Stability, certainty and predictability
On coming to power in 2024, the Labour Party's stated UK corporate tax strategy was to focus on the promotion of stability, certainty and predictability for businesses while creating the conditions for growth.
These ambitions have played out in elements of Budget 2025 and, more recently, Finance Bill 2026. In particular, the main rate of corporation tax remains capped at 25% and key investment allowances, including full expensing, are to be maintained.
Additionally, for 'major projects' (involving qualifying UK expenditure of at least £1 billion), a new HMRC advance tax clearance service will be introduced this year, aimed at providing binding, up-front certainty regarding the application of various UK taxes.
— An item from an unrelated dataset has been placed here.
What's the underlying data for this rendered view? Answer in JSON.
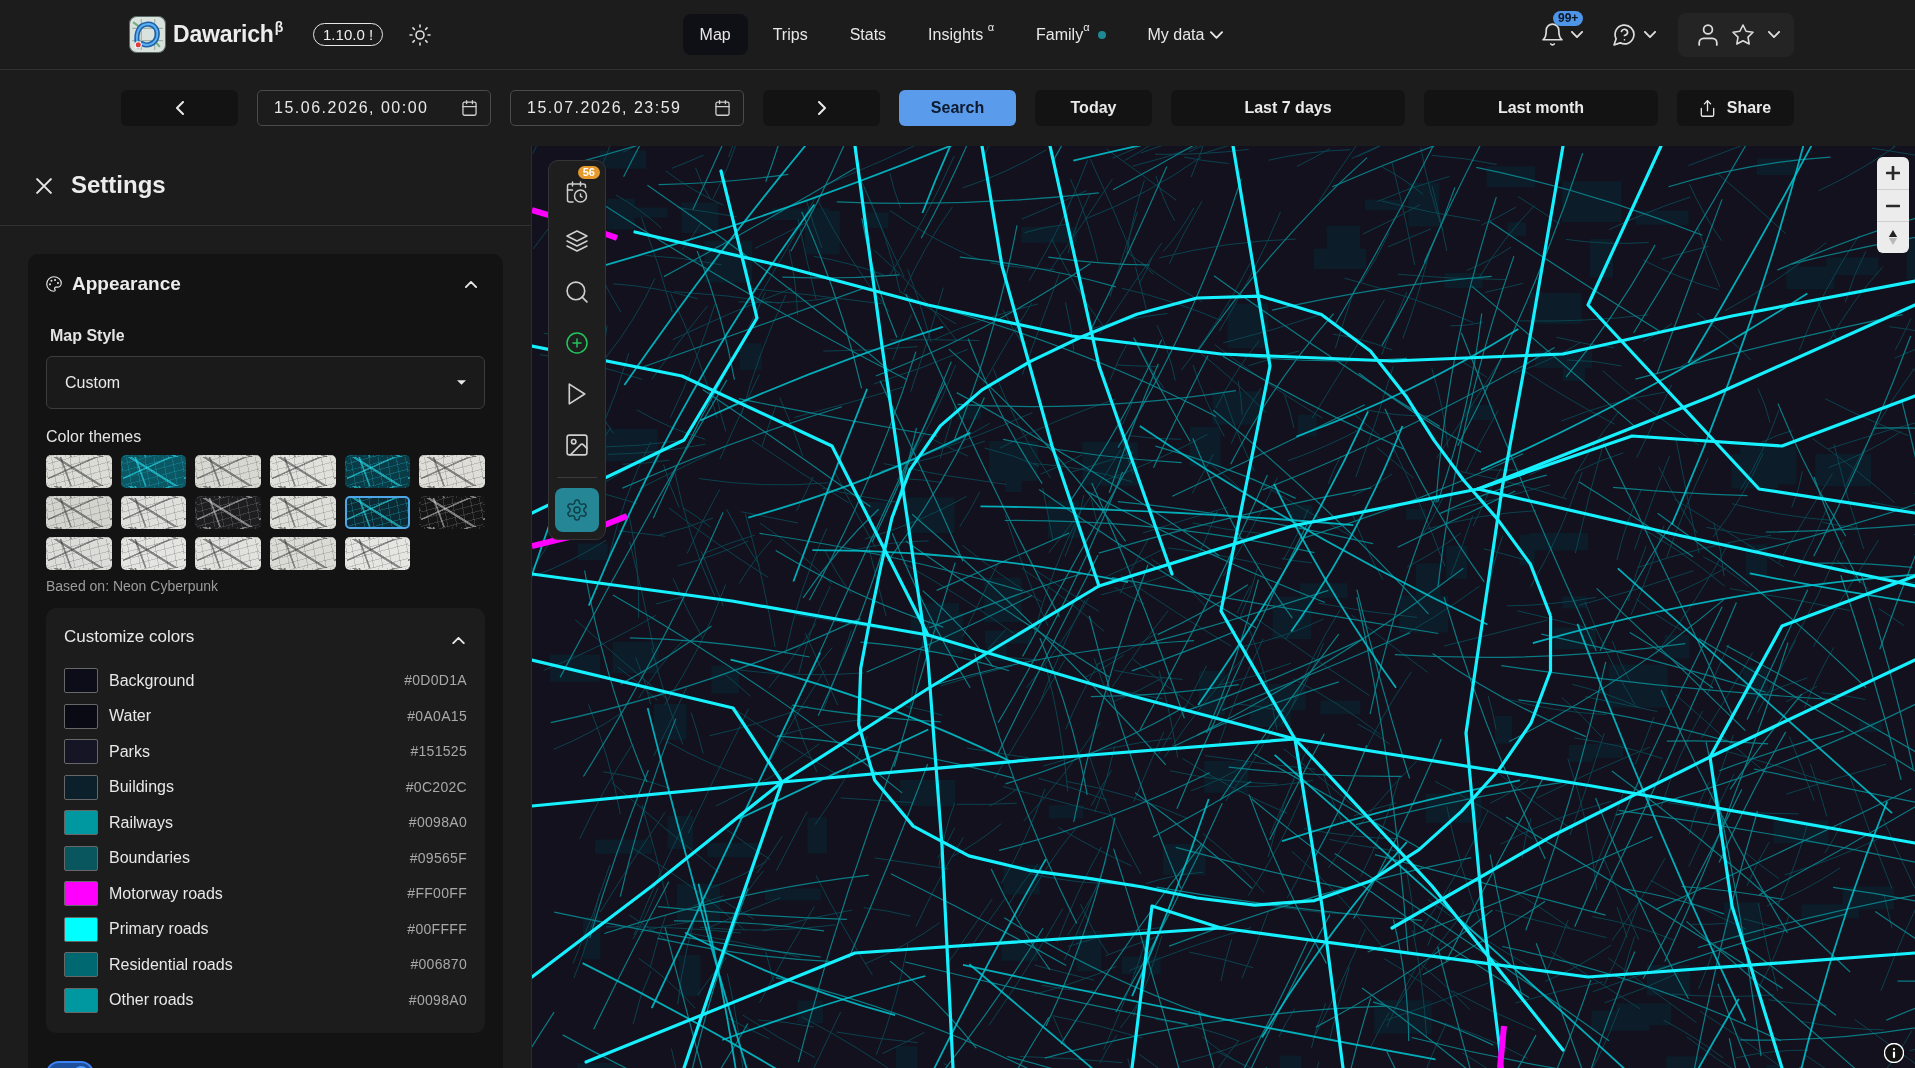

Encouraging investment and growth
Policies aimed at encouraging investment and corporate growth were also announced at Budget 2025, with the Government stating that its focus was on "making the UK the most attractive place in the world for founders to start and scale their businesses to success". Eligibility requirements for the Enterprise Investment Scheme, Venture Capital Trusts (VCT) and Enterprise Management Investment Scheme are set to increase, expanding the availability of these regimes to 'scale up' as well as 'start up' companies.
Conversely, the Government also announced a reduction in VCT income tax relief, from 30% to 20%, leading to industry concerns of a potentially significant decline in investment for entities within the scheme. Similarly, whilst there was a welcome introduction of a new first year allowance for main rate expenditure, this was offset somewhat by an unwelcome reduction in the main rate of writing down allowance.
Promotion of the UK's international competitiveness was also evident at Budget 2025, with the introduction of support for the UK's listing regime in the form of a three-year exemption from the 0.5% SDRT charge on the transfer of securities of newly listed companies, ahead of more wholesale reform of the UK stamp regime.
Changes ahead
Despite stability being a key aim of the Government, this year will see businesses grappling with significant reforms to a number of areas. These include private equity, where carried interest will (broadly) become subject to income tax (plus NICs) as the profits of a deemed trade, rather than capital gains tax. The UK's transfer pricing and permanent establishment rules will also be subject to a major overhaul, largely to bring closer alignment with international standards.